Yanlış, kalıplara oturtulmuş gerekçelerle meşrulaştırılıyor. İnsanların algısını kapatarak sadece görünmesi istenilen şeye odaklanmayı kolaylaştırıyorlar. Gerekçeler şartlanmayı doğuruyor ve şartlandırılmış insan beyni odağını değiştiremiyor, zaten değiştirmesini sağlayacak sesler de köreltilmiş insanların eliyle bastırılmaya başlanmış bile. Tam da hayatın ortasında gerçekleşiyor, yönlendiriyor. İnsanlara ulaşılabilecek en kolay ve en etkili yolla gerçekleştiriliyor. Sistemi İngilizce dilinde düşündüğümüzde “Mass Media” kavramından yola çıkabiliriz yani “kitlesel medya”. Özellikle düşünülerek koyulmuş bir isim bile olabilir. Hatta dizide şöyle bir cümle geçiyor: “MASS, en güçlü askeri silah bu aslında, istihbarata yardım ediyor, nişan almana, iletişimine, şartlanmana…”

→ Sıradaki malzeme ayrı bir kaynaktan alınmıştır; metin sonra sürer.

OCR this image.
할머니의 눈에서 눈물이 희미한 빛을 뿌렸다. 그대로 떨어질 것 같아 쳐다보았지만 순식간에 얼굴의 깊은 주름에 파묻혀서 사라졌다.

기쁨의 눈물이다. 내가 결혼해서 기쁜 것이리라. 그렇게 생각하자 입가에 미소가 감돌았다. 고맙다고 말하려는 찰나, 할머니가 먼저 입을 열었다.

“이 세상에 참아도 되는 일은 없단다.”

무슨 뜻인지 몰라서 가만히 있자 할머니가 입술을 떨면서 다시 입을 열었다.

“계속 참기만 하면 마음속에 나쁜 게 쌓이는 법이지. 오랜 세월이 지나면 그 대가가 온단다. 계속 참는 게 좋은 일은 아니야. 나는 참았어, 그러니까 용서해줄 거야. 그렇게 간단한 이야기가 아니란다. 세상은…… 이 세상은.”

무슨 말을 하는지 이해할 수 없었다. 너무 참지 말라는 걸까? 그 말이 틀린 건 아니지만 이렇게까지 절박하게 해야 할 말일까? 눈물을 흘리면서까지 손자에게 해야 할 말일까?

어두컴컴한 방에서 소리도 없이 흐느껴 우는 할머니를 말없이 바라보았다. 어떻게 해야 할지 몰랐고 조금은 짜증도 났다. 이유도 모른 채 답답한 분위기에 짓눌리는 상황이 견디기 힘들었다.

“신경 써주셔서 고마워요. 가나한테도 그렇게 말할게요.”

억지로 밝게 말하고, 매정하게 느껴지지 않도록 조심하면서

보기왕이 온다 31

İçine gömüldüğüm yanlış ordularında desteğim yine yanlış bilgiler olmuş. Objektifi olmayan, farklı pencerelere açılmamış yollarda yürüdüğümü fark etmemi sağladı bu bölüm ama bir yandan da içimde bir yerlerde bildiğim doğru düşünceleri desteklememi ve “ya bak tam da yaşadığın dünyayı anlatıyor” dememe sebep oldu. Sadece bir dizi bile beni bu kadar etkilemeye yeterken etrafımda etkilenebileceğim, farkına varmadan boyunduruğu altına girebileceğim ne çok şey var. Black Mirror bana olumsuzluklarımı gösteren, kurtulmam gereken şeyleri gösteren bir ayna tuttu. Bana benim kara aynamı gösterdi. Gerçeklere uyutulurken, aslında bir gün nasıl uyanabileceğimi gösterdi. Umarım, bir gün içimdeki zenofobiyi öldürüp korumaya değer şeyin, şu an sahip olduğum hayat olduğunu tam manasıyla idrak edebilirim. Vicdanımı yok etmeye çalışan, neyi görüp görmeyeceğime karar veren etkilerin boyunduruğundan çıktığımda bunu yapabileceğime inanıyorum.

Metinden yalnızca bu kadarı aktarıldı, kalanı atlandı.